Natural Geometry of Robust Data Attribution: From Convex Models to Deep Networks
Shihao Li, Jiachen Li, Dongmei Chen
TL;DR
This work addresses the fragility of data attribution under distributional shifts by proposing certified robust attribution via Wasserstein DRO. It reveals a spectral amplification barrier in deep networks under Euclidean geometry and introduces the Natural Wasserstein metric, grounded in the model's feature covariance, to obtain non-vacuous certificates. The key theoretical contribution is the Self-Influence measure, shown to equal the attribution Lipschitz constant under the Natural metric, linking leverage-based anomaly detection to robustness. Empirically, Natural W-TRAK yields non-vacuous certificates (68.7% of ranking pairs on CIFAR-10 with ResNet-18) and enables effective identification of mislabeled data (0.970 AUROC for label-noise detection), providing both practical data valuation and a principled robustness guarantee for attribution in deep networks.
Abstract
Data attribution methods identify which training examples are responsible for a model's predictions, but their sensitivity to distributional perturbations undermines practical reliability. We present a unified framework for certified robust attribution that extends from convex models to deep networks. For convex settings, we derive Wasserstein-Robust Influence Functions (W-RIF) with provable coverage guarantees. For deep networks, we demonstrate that Euclidean certification is rendered vacuous by spectral amplification -- a mechanism where the inherent ill-conditioning of deep representations inflates Lipschitz bounds by over $10{,}000\times$. This explains why standard TRAK scores, while accurate point estimates, are geometrically fragile: naive Euclidean robustness analysis yields 0\% certification.

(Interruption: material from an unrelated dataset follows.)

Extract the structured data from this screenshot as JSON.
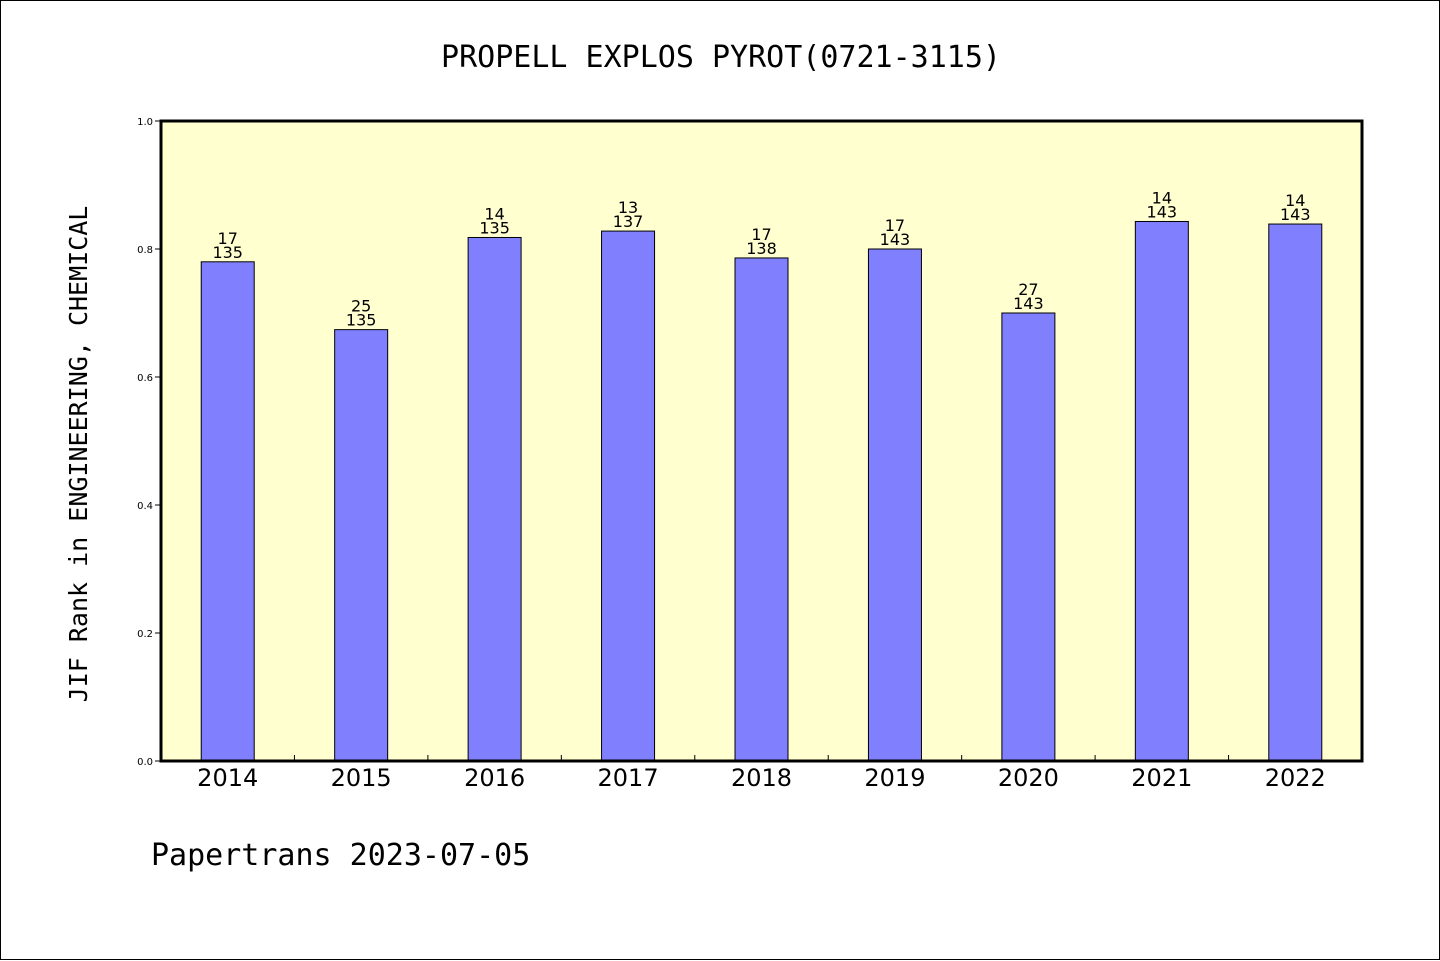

Our key contribution is the Natural Wasserstein metric, which measures perturbations in the geometry induced by the model's own feature covariance. This eliminates spectral amplification, reducing worst-case sensitivity by $76\times$ and stabilizing attribution estimates. On CIFAR-10 with ResNet-18, Natural W-TRAK certifies 68.7\% of ranking pairs compared to 0\% for Euclidean baselines -- to our knowledge, the first non-vacuous certified bounds for neural network attribution. Furthermore, we prove that the Self-Influence term arising from our analysis equals the Lipschitz constant governing attribution stability, providing theoretical grounding for leverage-based anomaly detection. Empirically, Self-Influence achieves 0.970 AUROC for label noise detection, identifying 94.1\% of corrupted labels by examining just the top 20\% of training data.